I stood staring. They were right there and I began to imagine what her face would look like with them. It was mostly exciting but also a little sad to realize that her beautiful little teeth will all fall out. Yet another reminder of how fleeting this time is. This face of hers will not stay like this very long, and that the next phase is just around the corner.

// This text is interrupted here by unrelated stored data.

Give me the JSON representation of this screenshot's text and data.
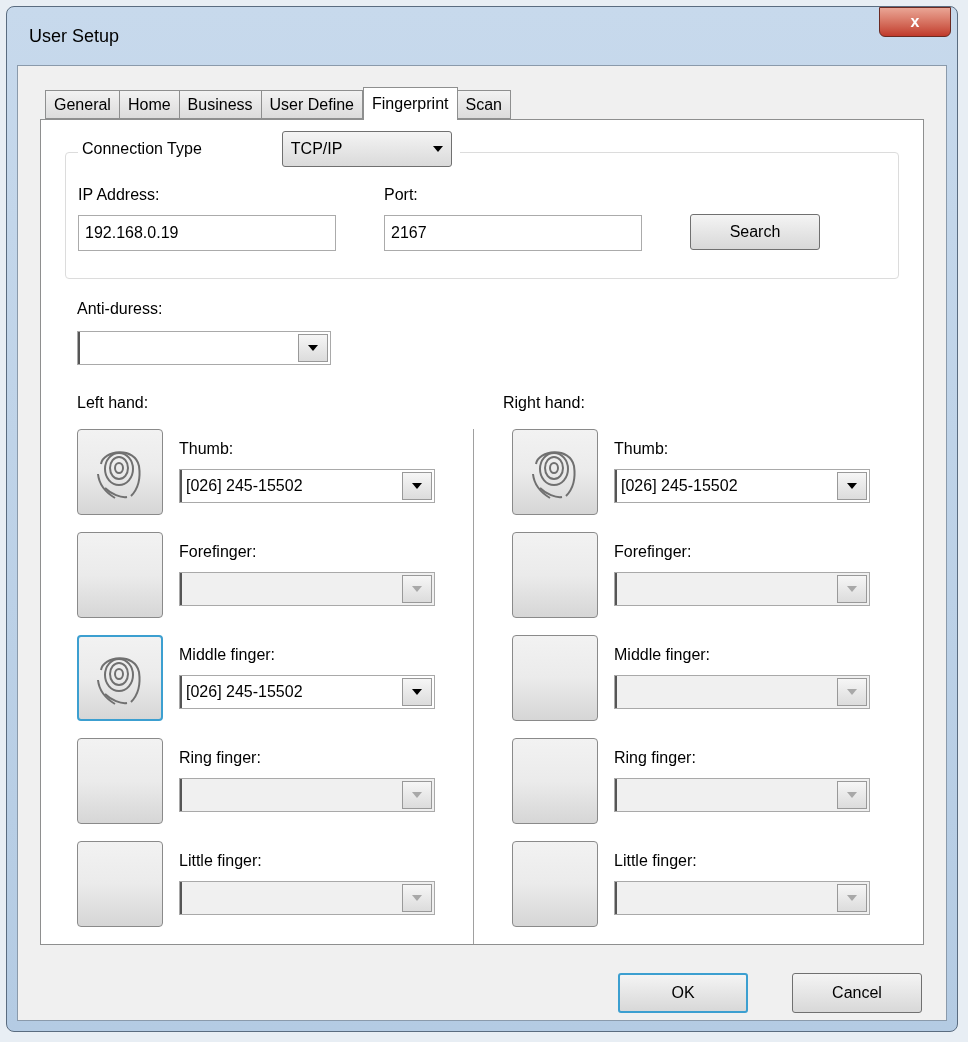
{
  "window": {
    "title": "User Setup",
    "close_label": "x"
  },
  "tabs": [
    {
      "label": "General",
      "selected": false
    },
    {
      "label": "Home",
      "selected": false
    },
    {
      "label": "Business",
      "selected": false
    },
    {
      "label": "User Define",
      "selected": false
    },
    {
      "label": "Fingerprint",
      "selected": true
    },
    {
      "label": "Scan",
      "selected": false
    }
  ],
  "connection": {
    "legend": "Connection Type",
    "type_value": "TCP/IP",
    "ip_label": "IP Address:",
    "ip_value": "192.168.0.19",
    "port_label": "Port:",
    "port_value": "2167",
    "search_button": "Search"
  },
  "anti_duress": {
    "label": "Anti-duress:"
  },
  "hands": [
    {
      "label": "Left hand:",
      "fingers": [
        {
          "label": "Thumb:",
          "enrolled": true,
          "focused": false,
          "disabled": false,
          "value": "[026] 245-15502"
        },
        {
          "label": "Forefinger:",
          "enrolled": false,
          "focused": false,
          "disabled": true
        },
        {
          "label": "Middle finger:",
          "enrolled": true,
          "focused": true,
          "disabled": false,
          "value": "[026] 245-15502"
        },
        {
          "label": "Ring finger:",
          "enrolled": false,
          "focused": false,
          "disabled": true
        },
        {
          "label": "Little finger:",
          "enrolled": false,
          "focused": false,
          "disabled": true
        }
      ]
    },
    {
      "label": "Right hand:",
      "fingers": [
        {
          "label": "Thumb:",
          "enrolled": true,
          "focused": false,
          "disabled": false,
          "value": "[026] 245-15502"
        },
        {
          "label": "Forefinger:",
          "enrolled": false,
          "focused": false,
          "disabled": true
        },
        {
          "label": "Middle finger:",
          "enrolled": false,
          "focused": false,
          "disabled": true
        },
        {
          "label": "Ring finger:",
          "enrolled": false,
          "focused": false,
          "disabled": true
        },
        {
          "label": "Little finger:",
          "enrolled": false,
          "focused": false,
          "disabled": true
        }
      ]
    }
  ],
  "buttons": [
    {
      "label": "OK",
      "default": true
    },
    {
      "label": "Cancel",
      "default": false
    }
  ]
}
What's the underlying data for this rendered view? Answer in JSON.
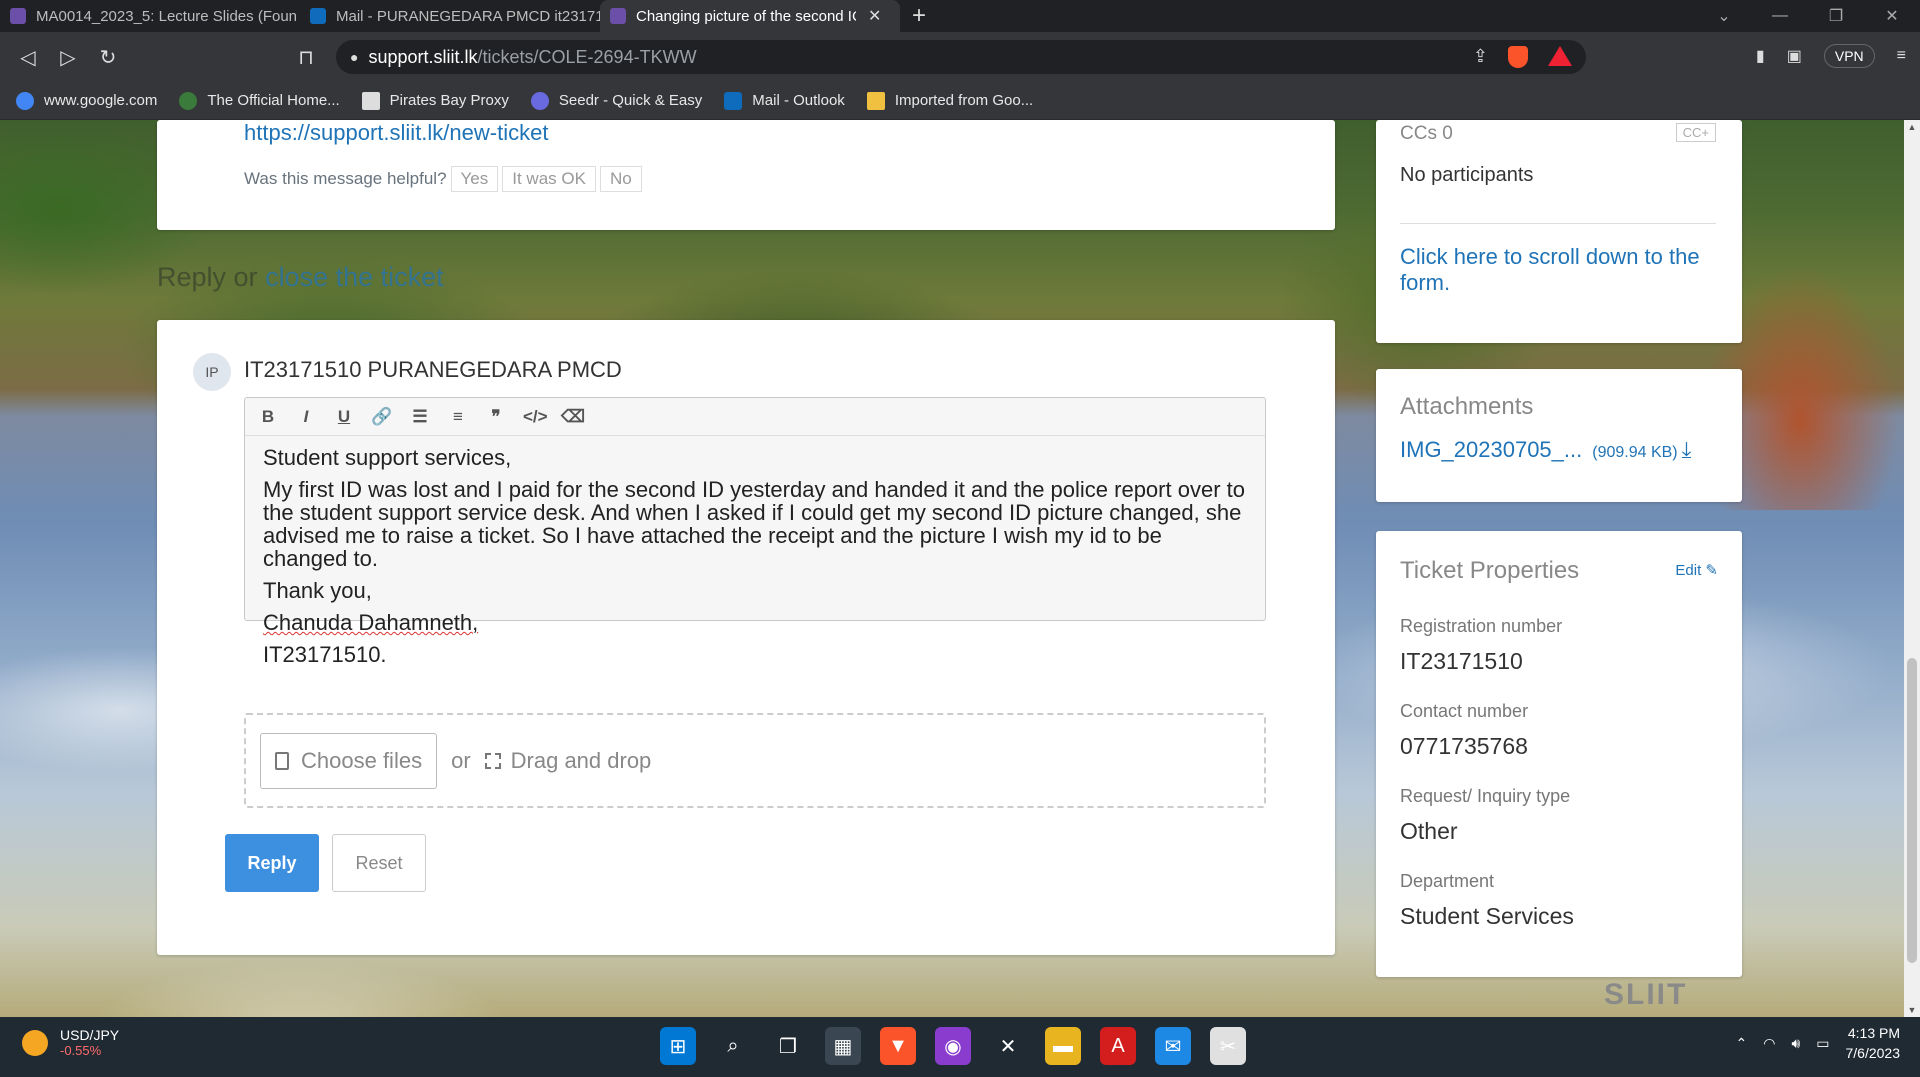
{
  "browser": {
    "tabs": [
      {
        "title": "MA0014_2023_5: Lecture Slides (Foun",
        "active": false,
        "favicon_color": "#6b4fa8"
      },
      {
        "title": "Mail - PURANEGEDARA PMCD it23171",
        "active": false,
        "favicon_color": "#0f6cbd"
      },
      {
        "title": "Changing picture of the second IC",
        "active": true,
        "favicon_color": "#6b4fa8"
      }
    ],
    "new_tab_label": "+",
    "url_host": "support.sliit.lk",
    "url_path": "/tickets/COLE-2694-TKWW",
    "vpn_label": "VPN",
    "bookmarks": [
      {
        "label": "www.google.com",
        "icon": "google-icon",
        "color": "#4285f4"
      },
      {
        "label": "The Official Home...",
        "icon": "leaf-icon",
        "color": "#3a7a3a"
      },
      {
        "label": "Pirates Bay Proxy",
        "icon": "monitor-icon",
        "color": "#dddddd"
      },
      {
        "label": "Seedr - Quick & Easy",
        "icon": "seed-icon",
        "color": "#6a6ae0"
      },
      {
        "label": "Mail - Outlook",
        "icon": "outlook-icon",
        "color": "#0f6cbd"
      },
      {
        "label": "Imported from Goo...",
        "icon": "folder-icon",
        "color": "#f0c040"
      }
    ]
  },
  "ticket": {
    "new_ticket_link": "https://support.sliit.lk/new-ticket",
    "helpful_prompt": "Was this message helpful?",
    "helpful_options": [
      "Yes",
      "It was OK",
      "No"
    ],
    "reply_prefix": "Reply or",
    "close_link": "close the ticket",
    "author_initials": "IP",
    "author_name": "IT23171510 PURANEGEDARA PMCD",
    "toolbar": [
      "B",
      "I",
      "U",
      "🔗",
      "☰",
      "≡",
      "❞",
      "</>",
      "⌫"
    ],
    "message": {
      "greeting": "Student support services,",
      "body": "My first ID was lost and I paid for the second ID yesterday and handed it and the police report over to the student support service desk. And when I asked if I could get my second ID picture changed, she advised me to raise a ticket. So I have attached the receipt and the picture I wish my id to be changed to.",
      "closing": "Thank you,",
      "signature_name": "Chanuda Dahamneth,",
      "signature_id": "IT23171510."
    },
    "choose_files": "Choose files",
    "or_word": "or",
    "drag_drop": "Drag and drop",
    "reply_button": "Reply",
    "reset_button": "Reset"
  },
  "sidebar": {
    "ccs_title": "CCs 0",
    "cc_add": "CC+",
    "no_participants": "No participants",
    "scroll_link": "Click here to scroll down to the form.",
    "attachments_title": "Attachments",
    "attachment_name": "IMG_20230705_...",
    "attachment_size": "(909.94 KB)",
    "properties_title": "Ticket Properties",
    "edit_label": "Edit",
    "properties": [
      {
        "label": "Registration number",
        "value": "IT23171510"
      },
      {
        "label": "Contact number",
        "value": "0771735768"
      },
      {
        "label": "Request/ Inquiry type",
        "value": "Other"
      },
      {
        "label": "Department",
        "value": "Student Services"
      }
    ],
    "background_sign": "SLIIT"
  },
  "taskbar": {
    "ticker_symbol": "USD/JPY",
    "ticker_change": "-0.55%",
    "time": "4:13 PM",
    "date": "7/6/2023"
  }
}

There are some phases that I will gladly welcome the end of, but so many are so sweet, and yet so temporary. I took my boy to the grocery store the other day and a woman cooed over him and then said, "Enjoy him now because you will lose him to a woman one day." I had never thought of it like that. I certainly don't think my mother-in law thinks she lost her son to me. She went on to say that boys you have to let go of, but girls you can have forever. I don't know if this woman was in her right mind, but some of this kind of resonated with me. I am pretty sure my mom is closer with the grandchildren she has from my sister and me, than my brother's son. It not intentional but it just sort of works that way. I think about the nights that I get to sleep beside my little girl. We cuddle, snuggle, tell stories and giggle. I can see doing this for years to come. Not so with my boy.

This year has been full of big firsts for all of us in this family. New school, new friends, new home, new job, new teeth. I continue to remain as present as possible, but that sneak peak ahead was wild. I hope those new set of teeth grow into the same sweet heart of a girl I have, and that we get to be one of those few mother daughter teams that have a friendship that lasts a lifetime.